Materiaalbesparing mogelijk door optimale vormgeving

door Ilse Schuts

Dinsdag 3 september verdedigde John Olie zijn proefschrift A typology of joints, supporting sustainable development in building. Reden voor de start van dit onderzoek was het gebrek aan een consistente theorie omtrent de bouwkundige aansluiting. Hij voltooide dit werk in vier jaar, terwijl ook op zijn architectenbureau de dagelijkse gang van zaken gewoon doorging; een uitzonderlijke situatie dus. Eén van de drijfveren van Olie: ‘Als het een automatisme is om elke aansluiting nader te bekijken, dan is het hele gebouw beter te begrijpen.’
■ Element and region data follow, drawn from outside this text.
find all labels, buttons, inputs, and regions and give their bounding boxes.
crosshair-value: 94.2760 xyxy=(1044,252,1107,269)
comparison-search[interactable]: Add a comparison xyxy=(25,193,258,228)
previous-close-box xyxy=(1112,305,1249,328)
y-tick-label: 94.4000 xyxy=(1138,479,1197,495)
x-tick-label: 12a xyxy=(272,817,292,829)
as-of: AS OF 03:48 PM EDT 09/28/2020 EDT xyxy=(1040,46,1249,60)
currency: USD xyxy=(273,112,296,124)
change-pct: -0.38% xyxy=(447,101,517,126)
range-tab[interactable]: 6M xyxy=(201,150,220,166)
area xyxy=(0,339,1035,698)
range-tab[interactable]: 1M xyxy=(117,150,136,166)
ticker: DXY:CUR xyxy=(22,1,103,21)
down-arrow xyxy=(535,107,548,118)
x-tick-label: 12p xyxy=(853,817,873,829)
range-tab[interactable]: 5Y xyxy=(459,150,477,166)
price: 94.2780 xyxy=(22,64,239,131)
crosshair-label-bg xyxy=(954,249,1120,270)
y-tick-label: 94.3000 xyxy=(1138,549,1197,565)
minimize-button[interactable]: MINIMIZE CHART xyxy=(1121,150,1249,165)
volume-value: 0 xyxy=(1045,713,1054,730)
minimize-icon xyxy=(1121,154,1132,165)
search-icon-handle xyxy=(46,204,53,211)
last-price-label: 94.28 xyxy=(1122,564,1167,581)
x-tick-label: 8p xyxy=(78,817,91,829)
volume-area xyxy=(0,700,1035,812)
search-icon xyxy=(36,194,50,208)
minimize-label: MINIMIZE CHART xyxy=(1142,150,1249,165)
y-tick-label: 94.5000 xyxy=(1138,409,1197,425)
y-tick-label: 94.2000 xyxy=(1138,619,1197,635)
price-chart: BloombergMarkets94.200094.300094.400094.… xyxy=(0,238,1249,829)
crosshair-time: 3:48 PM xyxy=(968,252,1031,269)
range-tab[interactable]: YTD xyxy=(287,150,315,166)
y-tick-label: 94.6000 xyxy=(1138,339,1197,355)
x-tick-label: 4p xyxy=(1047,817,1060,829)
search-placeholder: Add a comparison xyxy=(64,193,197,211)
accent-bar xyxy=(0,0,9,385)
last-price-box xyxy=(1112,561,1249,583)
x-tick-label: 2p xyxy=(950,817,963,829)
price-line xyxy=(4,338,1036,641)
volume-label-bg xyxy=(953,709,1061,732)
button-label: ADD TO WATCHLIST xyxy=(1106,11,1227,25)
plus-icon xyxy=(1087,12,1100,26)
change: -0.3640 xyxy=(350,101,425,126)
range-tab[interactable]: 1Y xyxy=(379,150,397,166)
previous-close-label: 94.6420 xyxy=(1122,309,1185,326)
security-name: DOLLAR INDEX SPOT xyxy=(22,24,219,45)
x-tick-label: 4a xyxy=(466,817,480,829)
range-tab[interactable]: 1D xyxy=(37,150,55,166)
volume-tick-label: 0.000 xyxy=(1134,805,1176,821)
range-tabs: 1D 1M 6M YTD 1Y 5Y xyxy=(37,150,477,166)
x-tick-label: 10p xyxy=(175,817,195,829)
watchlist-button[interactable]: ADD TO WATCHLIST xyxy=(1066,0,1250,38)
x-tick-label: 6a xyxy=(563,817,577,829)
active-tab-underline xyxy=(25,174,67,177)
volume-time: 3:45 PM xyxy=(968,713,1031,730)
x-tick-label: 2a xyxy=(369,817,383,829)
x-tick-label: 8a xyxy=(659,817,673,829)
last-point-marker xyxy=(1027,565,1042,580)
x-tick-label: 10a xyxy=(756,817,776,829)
Als je een wetenschappelijk stuk zou willen beschrijven als ‘het navolgbaar, reproduceerbaar vastleggen van regels’, dan was Vitruvius één van de eerste wetenschappers. Hij beschreef een reproduceerbare manier voor het samenstellen van bouwkundige delen. John Olie vervolgde deze weg met zijn proefschrift, waarin hij principes vaststelt van bouwkundige aansluitingen. ‘Ik geloof niet in dè oplossing’, zegt Olie. ‘Het is bewezen in de bouwpraktijk dat iedere partij zijn eigen standaard detail heeft. Daarnaast is iedere situatie uniek, en niet te vergeten verandert de mening van de vormgever.’ Olie is van mening dat het bedenken van bouwkundige aansluitingen niet alleen een proces moet zijn van trial and error, er moet ook ontwikkeld worden. Met het toepassen van de door hem ontwikkelde methode is elke aansluitingsvariant steeds weer een stukje beter dan de vorige.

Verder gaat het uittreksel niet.